What is a synovial joint?

- permit much movement and include the shoulder, hip, knee and ankle joint.
- Bony articular surfaces are covered by hyaline cartilage.
- The joint capsule is attached to the articular margins, synovial membrane (synovium) covering all intracapsular, non-articular surfaces.
- synovium: specialised connective tissue that produces synovial fluid to lubricate the articular surfaces and nourish hyaline cartilage.
- 1 of Serous membrane of body: permits a surface to move another.

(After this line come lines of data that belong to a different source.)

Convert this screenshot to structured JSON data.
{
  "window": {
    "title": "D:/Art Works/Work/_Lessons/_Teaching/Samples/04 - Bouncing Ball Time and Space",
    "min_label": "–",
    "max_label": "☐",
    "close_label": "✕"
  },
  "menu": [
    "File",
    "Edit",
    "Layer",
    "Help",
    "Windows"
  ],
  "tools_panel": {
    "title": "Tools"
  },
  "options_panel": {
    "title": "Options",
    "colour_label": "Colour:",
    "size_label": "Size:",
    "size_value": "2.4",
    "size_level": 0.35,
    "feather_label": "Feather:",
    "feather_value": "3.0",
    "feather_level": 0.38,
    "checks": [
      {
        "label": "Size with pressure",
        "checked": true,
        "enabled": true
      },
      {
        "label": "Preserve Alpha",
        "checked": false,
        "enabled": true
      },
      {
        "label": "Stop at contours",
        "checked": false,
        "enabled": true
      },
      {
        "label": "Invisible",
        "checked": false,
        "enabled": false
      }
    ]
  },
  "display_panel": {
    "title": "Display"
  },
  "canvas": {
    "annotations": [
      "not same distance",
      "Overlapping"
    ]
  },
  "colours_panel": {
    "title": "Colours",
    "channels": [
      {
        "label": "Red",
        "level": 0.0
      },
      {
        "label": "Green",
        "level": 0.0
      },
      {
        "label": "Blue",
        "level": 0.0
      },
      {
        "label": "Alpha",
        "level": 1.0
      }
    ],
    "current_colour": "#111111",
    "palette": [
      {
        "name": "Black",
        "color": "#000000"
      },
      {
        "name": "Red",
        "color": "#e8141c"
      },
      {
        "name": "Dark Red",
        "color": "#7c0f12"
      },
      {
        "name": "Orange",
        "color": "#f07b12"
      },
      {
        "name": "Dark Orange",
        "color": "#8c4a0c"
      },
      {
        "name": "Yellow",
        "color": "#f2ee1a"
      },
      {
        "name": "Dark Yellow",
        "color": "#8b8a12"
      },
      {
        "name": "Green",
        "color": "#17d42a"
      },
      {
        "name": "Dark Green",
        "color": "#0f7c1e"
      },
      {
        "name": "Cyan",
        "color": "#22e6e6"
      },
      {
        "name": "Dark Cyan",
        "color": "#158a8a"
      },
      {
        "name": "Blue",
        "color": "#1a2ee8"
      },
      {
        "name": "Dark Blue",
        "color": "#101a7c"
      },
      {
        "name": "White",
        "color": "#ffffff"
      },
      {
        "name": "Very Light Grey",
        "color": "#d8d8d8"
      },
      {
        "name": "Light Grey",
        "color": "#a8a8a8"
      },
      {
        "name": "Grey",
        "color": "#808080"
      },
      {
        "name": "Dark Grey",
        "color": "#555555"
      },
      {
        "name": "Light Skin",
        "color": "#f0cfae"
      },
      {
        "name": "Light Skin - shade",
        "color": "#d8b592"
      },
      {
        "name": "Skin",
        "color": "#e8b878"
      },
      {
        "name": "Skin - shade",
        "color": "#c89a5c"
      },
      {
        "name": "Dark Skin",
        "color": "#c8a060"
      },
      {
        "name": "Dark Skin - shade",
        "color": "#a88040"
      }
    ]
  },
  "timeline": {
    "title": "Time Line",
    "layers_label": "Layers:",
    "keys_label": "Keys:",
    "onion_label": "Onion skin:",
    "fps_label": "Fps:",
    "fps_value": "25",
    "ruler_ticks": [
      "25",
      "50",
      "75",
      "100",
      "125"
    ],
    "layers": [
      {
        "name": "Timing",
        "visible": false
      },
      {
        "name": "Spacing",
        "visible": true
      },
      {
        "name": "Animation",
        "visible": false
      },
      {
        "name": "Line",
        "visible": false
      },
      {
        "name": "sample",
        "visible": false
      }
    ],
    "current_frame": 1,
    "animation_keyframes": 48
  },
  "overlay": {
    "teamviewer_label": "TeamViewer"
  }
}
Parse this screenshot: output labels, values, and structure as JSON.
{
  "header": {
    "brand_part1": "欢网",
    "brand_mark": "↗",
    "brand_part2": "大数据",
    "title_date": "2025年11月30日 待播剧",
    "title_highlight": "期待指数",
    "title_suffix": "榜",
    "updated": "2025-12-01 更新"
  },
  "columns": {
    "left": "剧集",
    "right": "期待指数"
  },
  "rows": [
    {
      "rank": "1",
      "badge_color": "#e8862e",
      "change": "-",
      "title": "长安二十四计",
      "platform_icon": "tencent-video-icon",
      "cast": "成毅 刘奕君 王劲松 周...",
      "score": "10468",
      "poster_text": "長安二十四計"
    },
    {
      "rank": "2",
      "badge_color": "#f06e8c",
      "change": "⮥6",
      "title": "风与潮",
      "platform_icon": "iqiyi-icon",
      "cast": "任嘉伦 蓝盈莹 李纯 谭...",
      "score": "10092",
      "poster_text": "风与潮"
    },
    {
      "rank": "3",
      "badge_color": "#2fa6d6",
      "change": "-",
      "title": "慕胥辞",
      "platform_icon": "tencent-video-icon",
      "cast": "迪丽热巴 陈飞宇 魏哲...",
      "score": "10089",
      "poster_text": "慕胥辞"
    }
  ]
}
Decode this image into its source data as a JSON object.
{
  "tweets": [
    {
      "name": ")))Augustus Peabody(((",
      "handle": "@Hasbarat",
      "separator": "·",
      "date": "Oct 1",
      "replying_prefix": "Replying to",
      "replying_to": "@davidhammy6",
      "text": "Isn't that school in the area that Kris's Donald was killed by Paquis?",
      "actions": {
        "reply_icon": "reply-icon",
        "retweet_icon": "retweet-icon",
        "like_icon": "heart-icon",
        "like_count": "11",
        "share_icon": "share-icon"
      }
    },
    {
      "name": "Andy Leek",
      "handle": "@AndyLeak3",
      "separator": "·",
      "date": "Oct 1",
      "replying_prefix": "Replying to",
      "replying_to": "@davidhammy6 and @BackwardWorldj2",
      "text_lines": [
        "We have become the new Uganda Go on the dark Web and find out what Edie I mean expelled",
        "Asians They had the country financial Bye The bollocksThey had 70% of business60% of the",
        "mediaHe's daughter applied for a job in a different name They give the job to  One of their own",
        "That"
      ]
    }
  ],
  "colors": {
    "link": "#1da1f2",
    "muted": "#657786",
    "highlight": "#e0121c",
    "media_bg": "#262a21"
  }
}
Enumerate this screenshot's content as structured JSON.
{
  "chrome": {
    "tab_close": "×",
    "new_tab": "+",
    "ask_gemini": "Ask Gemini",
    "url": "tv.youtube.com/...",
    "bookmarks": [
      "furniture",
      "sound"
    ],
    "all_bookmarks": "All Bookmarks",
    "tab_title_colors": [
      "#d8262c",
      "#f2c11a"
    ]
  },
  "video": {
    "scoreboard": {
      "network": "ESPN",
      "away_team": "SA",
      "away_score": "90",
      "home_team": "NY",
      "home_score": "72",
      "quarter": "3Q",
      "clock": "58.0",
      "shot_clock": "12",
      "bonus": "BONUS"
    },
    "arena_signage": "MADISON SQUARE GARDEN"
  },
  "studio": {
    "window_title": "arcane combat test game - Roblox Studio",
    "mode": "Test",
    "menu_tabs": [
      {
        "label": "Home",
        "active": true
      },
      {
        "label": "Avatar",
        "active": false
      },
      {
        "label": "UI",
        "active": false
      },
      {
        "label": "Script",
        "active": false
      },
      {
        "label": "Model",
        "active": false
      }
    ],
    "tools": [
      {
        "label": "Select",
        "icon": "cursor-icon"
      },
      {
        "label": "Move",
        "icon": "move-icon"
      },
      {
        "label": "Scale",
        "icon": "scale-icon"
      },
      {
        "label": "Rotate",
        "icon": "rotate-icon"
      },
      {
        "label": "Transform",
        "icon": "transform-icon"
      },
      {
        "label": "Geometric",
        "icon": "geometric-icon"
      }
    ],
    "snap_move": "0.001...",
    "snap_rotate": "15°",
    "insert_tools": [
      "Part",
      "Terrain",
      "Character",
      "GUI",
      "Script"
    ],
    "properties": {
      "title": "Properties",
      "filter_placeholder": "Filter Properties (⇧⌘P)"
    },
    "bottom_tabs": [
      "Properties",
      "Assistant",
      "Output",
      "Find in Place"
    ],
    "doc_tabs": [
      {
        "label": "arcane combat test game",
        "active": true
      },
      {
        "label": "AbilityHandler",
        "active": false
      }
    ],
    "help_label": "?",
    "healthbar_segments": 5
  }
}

Name some diseases of joints?

- tuberculosis (can cause skeletal deformity).
- osteogenic sarcoma and other tumours.
- osteoarthritis - inflammatory disease of joints.
- rheumatoid arthritis .
- gout.
- scoliosis.
- ankylosing spondylitis.


What is osteoarthritis?

- Disease of articular cartilage. In weight bearing joints (elderly) due to wear and tear.
- Articular cartilage worn away exposing underlying damaged bone.
- Tries to heal but forms lumps (osteophytes) around the articular margins.
- Reduces joint space.
- Symptoms joint pain and limited movement.


What is rheumatoid arthritis?

- Inflammatory disease of synovium causing pain and limitation of movement.
- Inflamed and swollen synovium may be trapped between articular surfaces.
- Results -> more inflammation and swelling, limited movement.


Where is the humerus located?

- Held in the genoid cavity by the rotator cuff muscles.